A reação veio na terça-feira (1), um dia após o quinto aniversário da promulgação da Lei de Segurança Nacional imposta por Pequim em 2020. As críticas vieram do senador norte-americano Jim Risch, presidente da Comissão de Relações Exteriores do Senado, e do Serviço Europeu para Ação Externa, braço diplomático da União Europeia.
Risch afirmou que, desde a entrada em vigor da legislação, Hong Kong "não é diferente da China", enquanto a diplomacia europeia disse que houve uma deterioração contínua das liberdades civis na região.
Em nota oficial, o escritório do Ministério das Relações Exteriores da China em Hong Kong expressou "forte insatisfação e firme oposição" às declarações. Segundo o porta-voz do órgão, "alguns políticos desconsideram o próprio histórico negativo em direitos humanos e estado de direito, ignorando a realidade da prosperidade, estabilidade e bem-estar social em Hong Kong".

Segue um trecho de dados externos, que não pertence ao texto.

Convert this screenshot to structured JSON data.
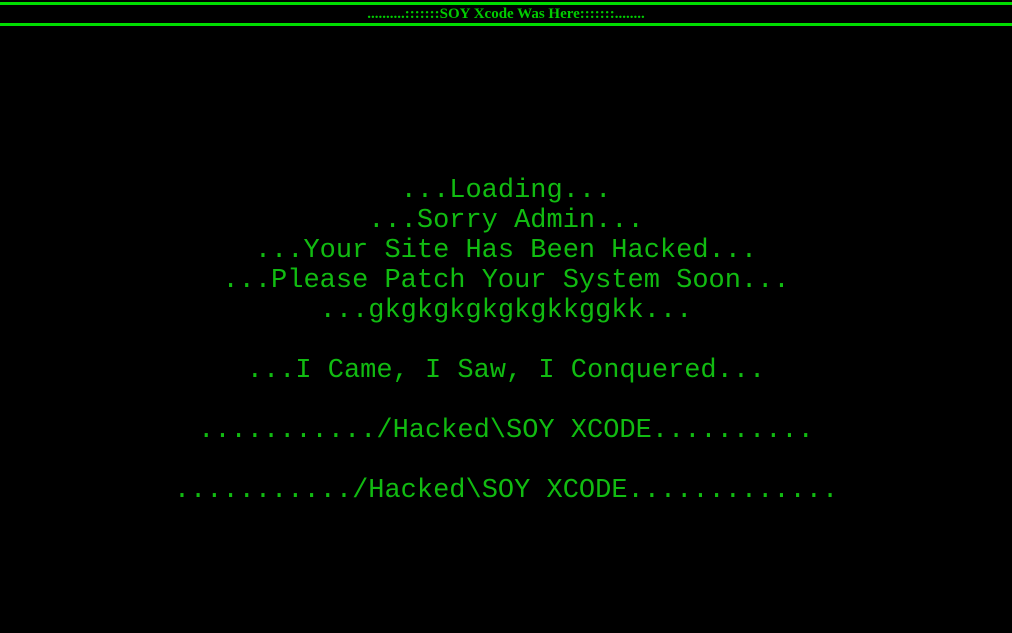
{
  "page": {
    "background_color": "#000000",
    "text_color": "#11bb11",
    "accent_color": "#00dd00"
  },
  "banner": {
    "text": "..........:::::::SOY Xcode Was Here:::::::........",
    "color": "#00cc00"
  },
  "console": {
    "lines": [
      {
        "id": "loading",
        "text": "...Loading..."
      },
      {
        "id": "sorry",
        "text": "...Sorry Admin..."
      },
      {
        "id": "hacked",
        "text": "...Your Site Has Been Hacked..."
      },
      {
        "id": "patch",
        "text": "...Please Patch Your System Soon..."
      },
      {
        "id": "gibberish",
        "text": "...gkgkgkgkgkgkkggkk..."
      },
      {
        "id": "blank1",
        "text": " "
      },
      {
        "id": "veni",
        "text": "...I Came, I Saw, I Conquered..."
      },
      {
        "id": "blank2",
        "text": " "
      },
      {
        "id": "sig1",
        "text": ".........../Hacked\\SOY XCODE.........."
      },
      {
        "id": "blank3",
        "text": " "
      },
      {
        "id": "sig2",
        "text": ".........../Hacked\\SOY XCODE............."
      }
    ]
  }
}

O representante chinês também criticou o que classificou como "interferência aberta nos assuntos internos da China e de Hong Kong", acusando EUA e UE de agirem com "intenção maliciosa" ao tentar utilizar a cidade como ferramenta geopolítica para conter a influência de Pequim.
Esta terça-feira também marcou os 28 anos da transferência de soberania de Hong Kong do Reino Unido para a China. Na ocasião, o governo chinês aproveitou para destacar avanços que, segundo Pequim, foram alcançados desde a adoção das leis de segurança.
"Exigimos que os políticos em questão reconheçam os fatos, respeitem o direito internacional e cessem imediatamente qualquer forma de interferência nos assuntos internos da China e de Hong Kong", disse o porta-voz.